0
votes

I have a set of "goob" and "bad" images, presented as gray-scale array. I would like to extract "good" and "bad" features from these images and populate a dictionary. Here my high-level algorithm to approach this task:

  1. Load images and present them NP matrix img_mtx [ img_mtx.shape = (10, 255, 255)]
  2. Use image.PatchExtractor over img_mtx to get the 1000 patches for each image, in total 10000 7x7 pixel patches [patches.shape = (10000, 49)]
  3. Next step, I assume my patches matrix is something like a bag of words and I want to create a sparse matrix of patches for each image and set "good" or "bad" class for each image.
  4. Now I should have pretty classic task for classification, like spam detection, just adding more images in training set I should have a good result.

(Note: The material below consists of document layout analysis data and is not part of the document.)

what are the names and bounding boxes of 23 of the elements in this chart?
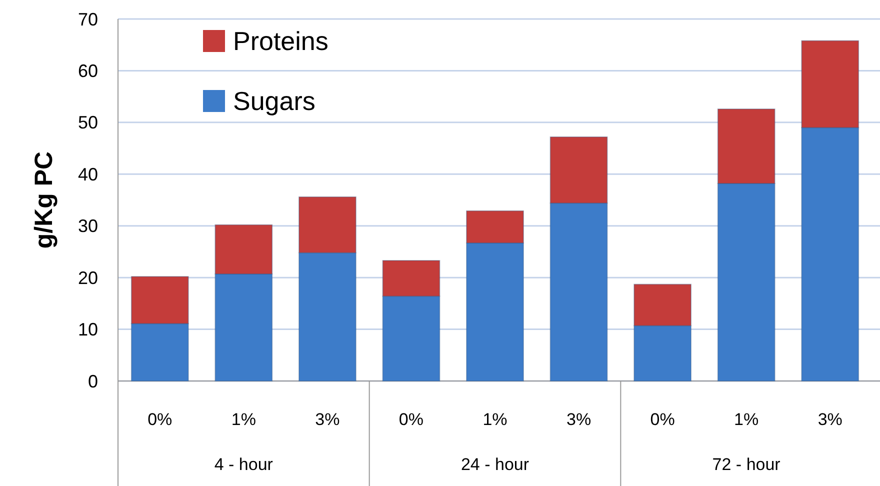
x-tick-label: 3% [566,410,592,429]
legend-label: Sugars [233,86,316,116]
y-tick-label: 20 [78,268,98,288]
text: 24 - hour [460,455,530,474]
y-tick-label: 70 [78,9,98,30]
y-tick-label: 60 [78,61,98,82]
y-tick-label: 10 [78,320,98,340]
y-tick-label: 0 [88,371,98,392]
x-tick-label: 1% [231,410,256,429]
x-tick-label: 0% [398,410,424,429]
x-tick-label: 1% [482,410,508,429]
x-tick-label: 3% [818,410,842,429]
legend-label: Proteins [233,26,328,56]
x-tick-label: 0% [650,410,675,429]
text: 72 - hour [712,455,781,474]
x-tick-label: 0% [148,410,172,429]
text: 4 - hour [214,455,274,474]
y-axis-title: g/Kg PC [30,151,58,249]
x-tick-label: 1% [734,410,759,429]
y-tick-label: 50 [78,112,98,133]
y-tick-label: 40 [78,164,98,184]
x-tick-label: 3% [315,410,340,429]
y-tick-label: 30 [78,216,98,236]
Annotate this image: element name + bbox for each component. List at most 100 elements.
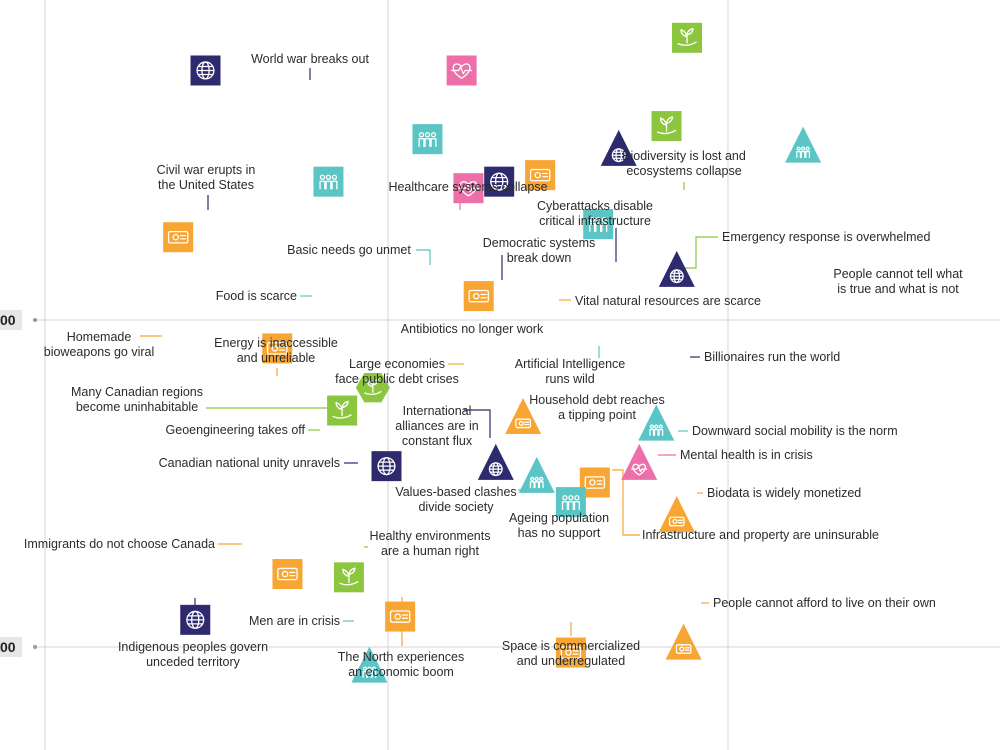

But I have some problems here:

  • How to implement step 3? I've seen the example for text classification, but not for image classification
  • When I need to classify a new image, again I'm splitting it into patches, but now I need to map these patches from the new image into my "patch dictionary". How to do it the best way, keeping in mind I may never receive 100% match with dictionary? I looks like I need to calculate the closest distance to my dictionary's feature, but this sounds expensive.

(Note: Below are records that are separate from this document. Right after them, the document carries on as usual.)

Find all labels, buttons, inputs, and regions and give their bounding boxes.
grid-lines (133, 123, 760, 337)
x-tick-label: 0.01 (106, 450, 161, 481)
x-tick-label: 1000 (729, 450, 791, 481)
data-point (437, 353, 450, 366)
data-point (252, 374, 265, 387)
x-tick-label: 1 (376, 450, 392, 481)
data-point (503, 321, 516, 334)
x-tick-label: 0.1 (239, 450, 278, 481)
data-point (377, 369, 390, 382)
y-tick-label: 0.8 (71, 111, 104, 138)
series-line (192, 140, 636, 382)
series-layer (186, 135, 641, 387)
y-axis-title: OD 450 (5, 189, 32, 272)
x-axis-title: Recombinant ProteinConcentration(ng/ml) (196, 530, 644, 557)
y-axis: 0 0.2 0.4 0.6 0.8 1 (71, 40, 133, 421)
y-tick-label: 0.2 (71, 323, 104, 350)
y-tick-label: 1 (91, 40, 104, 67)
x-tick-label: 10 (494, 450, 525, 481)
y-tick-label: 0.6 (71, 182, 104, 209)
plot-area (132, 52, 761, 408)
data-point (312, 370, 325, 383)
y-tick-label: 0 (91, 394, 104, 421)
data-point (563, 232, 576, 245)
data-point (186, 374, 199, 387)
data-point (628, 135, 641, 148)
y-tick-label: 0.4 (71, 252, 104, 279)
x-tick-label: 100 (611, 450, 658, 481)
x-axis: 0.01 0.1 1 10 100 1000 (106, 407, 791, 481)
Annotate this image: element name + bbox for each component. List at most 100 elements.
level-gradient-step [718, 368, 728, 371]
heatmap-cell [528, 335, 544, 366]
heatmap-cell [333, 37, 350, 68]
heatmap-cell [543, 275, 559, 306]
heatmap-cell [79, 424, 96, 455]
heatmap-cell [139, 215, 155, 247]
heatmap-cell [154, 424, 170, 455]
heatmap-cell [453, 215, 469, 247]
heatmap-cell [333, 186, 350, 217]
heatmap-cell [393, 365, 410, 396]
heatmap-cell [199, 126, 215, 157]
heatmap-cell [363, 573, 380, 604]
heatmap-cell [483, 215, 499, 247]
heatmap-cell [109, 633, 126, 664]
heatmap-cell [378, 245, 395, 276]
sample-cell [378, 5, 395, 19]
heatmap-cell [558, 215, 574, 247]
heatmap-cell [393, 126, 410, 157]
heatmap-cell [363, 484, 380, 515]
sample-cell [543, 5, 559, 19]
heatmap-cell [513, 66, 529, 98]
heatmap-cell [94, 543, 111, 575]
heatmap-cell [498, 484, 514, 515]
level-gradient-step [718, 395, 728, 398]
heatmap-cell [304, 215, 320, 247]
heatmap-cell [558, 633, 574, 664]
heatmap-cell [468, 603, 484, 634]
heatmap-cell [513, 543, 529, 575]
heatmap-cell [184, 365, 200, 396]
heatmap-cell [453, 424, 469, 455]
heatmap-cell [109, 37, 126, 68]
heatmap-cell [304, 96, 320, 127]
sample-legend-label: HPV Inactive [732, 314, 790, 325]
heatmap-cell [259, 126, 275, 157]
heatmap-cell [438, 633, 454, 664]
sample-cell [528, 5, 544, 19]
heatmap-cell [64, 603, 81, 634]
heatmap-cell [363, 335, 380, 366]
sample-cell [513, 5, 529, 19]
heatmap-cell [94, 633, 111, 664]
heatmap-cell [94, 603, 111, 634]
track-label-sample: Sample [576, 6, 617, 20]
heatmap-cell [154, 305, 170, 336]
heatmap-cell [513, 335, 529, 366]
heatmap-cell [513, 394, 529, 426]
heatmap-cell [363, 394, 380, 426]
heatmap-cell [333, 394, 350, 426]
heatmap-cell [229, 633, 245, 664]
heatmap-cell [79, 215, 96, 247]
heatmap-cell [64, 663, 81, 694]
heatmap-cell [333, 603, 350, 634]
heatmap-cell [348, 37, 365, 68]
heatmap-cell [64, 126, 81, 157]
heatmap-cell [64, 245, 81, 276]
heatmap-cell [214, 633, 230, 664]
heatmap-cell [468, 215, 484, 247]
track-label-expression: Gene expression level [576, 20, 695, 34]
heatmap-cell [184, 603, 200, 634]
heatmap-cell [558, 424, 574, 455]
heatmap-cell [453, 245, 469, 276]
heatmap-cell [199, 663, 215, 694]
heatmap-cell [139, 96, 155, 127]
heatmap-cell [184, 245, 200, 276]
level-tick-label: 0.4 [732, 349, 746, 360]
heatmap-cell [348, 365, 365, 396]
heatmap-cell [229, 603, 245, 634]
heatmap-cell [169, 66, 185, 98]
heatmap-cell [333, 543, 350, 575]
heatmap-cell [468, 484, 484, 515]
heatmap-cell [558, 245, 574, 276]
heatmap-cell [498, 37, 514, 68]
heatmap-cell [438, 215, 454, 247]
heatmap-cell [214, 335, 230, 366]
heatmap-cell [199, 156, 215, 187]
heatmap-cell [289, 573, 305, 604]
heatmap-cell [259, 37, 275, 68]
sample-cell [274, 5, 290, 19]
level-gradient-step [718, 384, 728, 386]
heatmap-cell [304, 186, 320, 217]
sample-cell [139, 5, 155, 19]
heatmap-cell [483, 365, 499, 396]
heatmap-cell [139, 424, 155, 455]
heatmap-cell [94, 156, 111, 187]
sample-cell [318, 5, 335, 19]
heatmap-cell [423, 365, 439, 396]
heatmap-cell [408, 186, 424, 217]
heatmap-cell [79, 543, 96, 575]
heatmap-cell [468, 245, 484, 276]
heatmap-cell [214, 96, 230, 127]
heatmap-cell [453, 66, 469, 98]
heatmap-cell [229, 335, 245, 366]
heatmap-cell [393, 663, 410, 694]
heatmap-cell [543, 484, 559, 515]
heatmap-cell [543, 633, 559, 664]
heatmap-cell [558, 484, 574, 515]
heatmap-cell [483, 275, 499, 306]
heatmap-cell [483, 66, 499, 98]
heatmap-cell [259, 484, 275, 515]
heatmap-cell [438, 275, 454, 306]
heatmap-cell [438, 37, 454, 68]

... or I took a completely wrong approach to this task?

1

1 Answers

1
votes

You should first think about what are good features for your task. Also, you should think about whether your images are always the same shape and aligned. If you think it is a good idea to describe patches, you may want to look into standard image features like SIFT or SURF or BRIEF - maybe look into scikit-image, opencv or mahotas - though having just the raw patches is a possible first step. If you want to use patch descriptors and want to throw away the spacial arrangement (which would be the bag of word approach) you need to cluster the descriptors and then build histograms over the "words". Then you can train on the histogram and get a single prediction for the whole image. There is a vast amount of literature on this, not sure what would be a good point to start, though. Maybe look into the book by Szeliski on Computer Vision.